Having brought one mine to commercial production in December 2011, and just starting production at a second, the company is firmly committed to the sector.

“We’ve positioned ourselves really as a specialty coal company,” Neil MacDonald, CEO of Novadx, says by phone. “We do sell coal to the traditional steel industry, but we have two other significant markets that no one even realizes coal is used in, and that’s silicon metal and activated carbon. These are high-value industries.”

Now in commercial production, the company’s Rosa mine in Alabama should produce 10,000 short tons of high quality metallurgical coal per month with two auger machines active. The coal is being sold to coking coal and activated-carbon markets, with the company expecting an average price of US$180 per ton. The activated carbon market, where about half of coal from Rosa will go, mostly uses the processed coal for large-scale water purification and other purification purposes.

NovaDx’s Rex mine in Tennessee, from which it started trial shipments in early February, contains high-quality coal demanded by the silicon metal, metallurgical and industrial stoker coal markets. The company’s full-scale production target for Rex is 20,000 tons per month, which it expects to reach by mid-2012.

The Rex mine hosts 32.2 million tons of measured and indicated resources while the Rosa mine hosts 453,000 tons of proven and permitted reserves, but the company plans to add significantly to that, with an update expected in the short-term.

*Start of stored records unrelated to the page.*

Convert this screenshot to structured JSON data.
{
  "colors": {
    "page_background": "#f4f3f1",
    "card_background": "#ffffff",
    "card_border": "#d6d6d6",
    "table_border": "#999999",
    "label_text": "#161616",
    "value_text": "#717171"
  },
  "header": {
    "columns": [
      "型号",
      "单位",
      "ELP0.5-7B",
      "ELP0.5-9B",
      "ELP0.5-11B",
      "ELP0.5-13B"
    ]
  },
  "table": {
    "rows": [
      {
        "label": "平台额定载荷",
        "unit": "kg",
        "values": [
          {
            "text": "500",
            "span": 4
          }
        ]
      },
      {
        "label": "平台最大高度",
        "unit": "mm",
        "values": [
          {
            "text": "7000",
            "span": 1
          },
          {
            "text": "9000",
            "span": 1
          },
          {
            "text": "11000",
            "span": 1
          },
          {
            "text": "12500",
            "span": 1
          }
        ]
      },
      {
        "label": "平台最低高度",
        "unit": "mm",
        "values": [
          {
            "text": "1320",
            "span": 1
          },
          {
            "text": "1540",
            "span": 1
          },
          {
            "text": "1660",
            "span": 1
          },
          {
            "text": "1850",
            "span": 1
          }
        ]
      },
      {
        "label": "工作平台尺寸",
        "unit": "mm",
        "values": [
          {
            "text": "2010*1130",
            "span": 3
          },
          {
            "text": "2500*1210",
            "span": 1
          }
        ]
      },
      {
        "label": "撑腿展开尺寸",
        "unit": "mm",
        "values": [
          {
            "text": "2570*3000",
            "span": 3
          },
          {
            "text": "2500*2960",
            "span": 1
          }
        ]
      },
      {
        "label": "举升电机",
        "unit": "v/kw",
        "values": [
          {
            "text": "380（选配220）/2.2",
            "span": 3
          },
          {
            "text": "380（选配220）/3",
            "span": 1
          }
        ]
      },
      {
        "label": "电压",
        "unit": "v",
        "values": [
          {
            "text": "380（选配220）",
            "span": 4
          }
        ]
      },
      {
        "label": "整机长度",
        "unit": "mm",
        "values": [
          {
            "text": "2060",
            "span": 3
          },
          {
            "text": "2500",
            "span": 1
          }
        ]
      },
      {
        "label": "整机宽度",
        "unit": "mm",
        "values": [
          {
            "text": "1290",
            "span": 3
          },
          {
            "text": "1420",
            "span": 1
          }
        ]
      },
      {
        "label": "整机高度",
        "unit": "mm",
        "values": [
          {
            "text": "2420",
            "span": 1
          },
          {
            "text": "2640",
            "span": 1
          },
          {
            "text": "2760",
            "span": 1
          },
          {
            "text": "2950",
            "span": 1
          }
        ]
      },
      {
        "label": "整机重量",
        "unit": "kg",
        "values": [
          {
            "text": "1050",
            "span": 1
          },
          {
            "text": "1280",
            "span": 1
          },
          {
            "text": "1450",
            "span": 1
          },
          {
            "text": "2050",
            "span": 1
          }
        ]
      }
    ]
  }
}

The company expects to sell a large portion of Rex coal to the silicon metal market, which uses the material in silicon production for computer chips, solar photovoltaics, specialty metal alloying and other advanced materials. Combining the metallurgical coal and more specialized coal, the company expects to sell the coal for more than US$140 per ton.

“We’re not your typical coal company that is looking to sell several hundred thousand tons a year of thermal coal,” MacDonald says, “We’re not terribly interested in that. I’d rather sell two or three hundred thousand tons a year of coal that I can get the highest price in the market for.”

The company started production at its Rosa mine in mid-2010, but found it was getting poor recoveries from the antiquated wash plant it used while building its own next to the mine. Finally in late 2011, the Rosa wash plant was completed and the company could adequately ramp up production. NovaDx is still working to get the final permits for a wash plant at its Rex Mine, and is ramping up production in anticipation of the approval.

The specialty coal products the company is producing make wash plants especially important, as customers have much tighter specifications.

“We sell a very high-quality product,” MacDonald says, “and we’ve got very tight specs we have to meet on sulphur and ash, to be able to maintain the prices we’re getting for it.”

In the silicon metal market, which commands high prices, the coal buyers are concerned about the raw materials that go into the foundry since impurities such as iron and titanium in the raw material are  hard to extract from the silicon metal.

“You have to have a coal that is very low in iron oxide and titanium dioxide, and there aren’t many coals around that can meet that spec, and it’s a very tight spec. The Rex coal that we have here, and have lots of, is one of them,” MacDonald says.

NovaDx, which is planning a rebranding in the near-term, saw its share price close at 30¢ on news of coal being shipped from the Rex mine. The company has a 52-week share price range between 15¢ and 63¢, and 79.2 million shares out.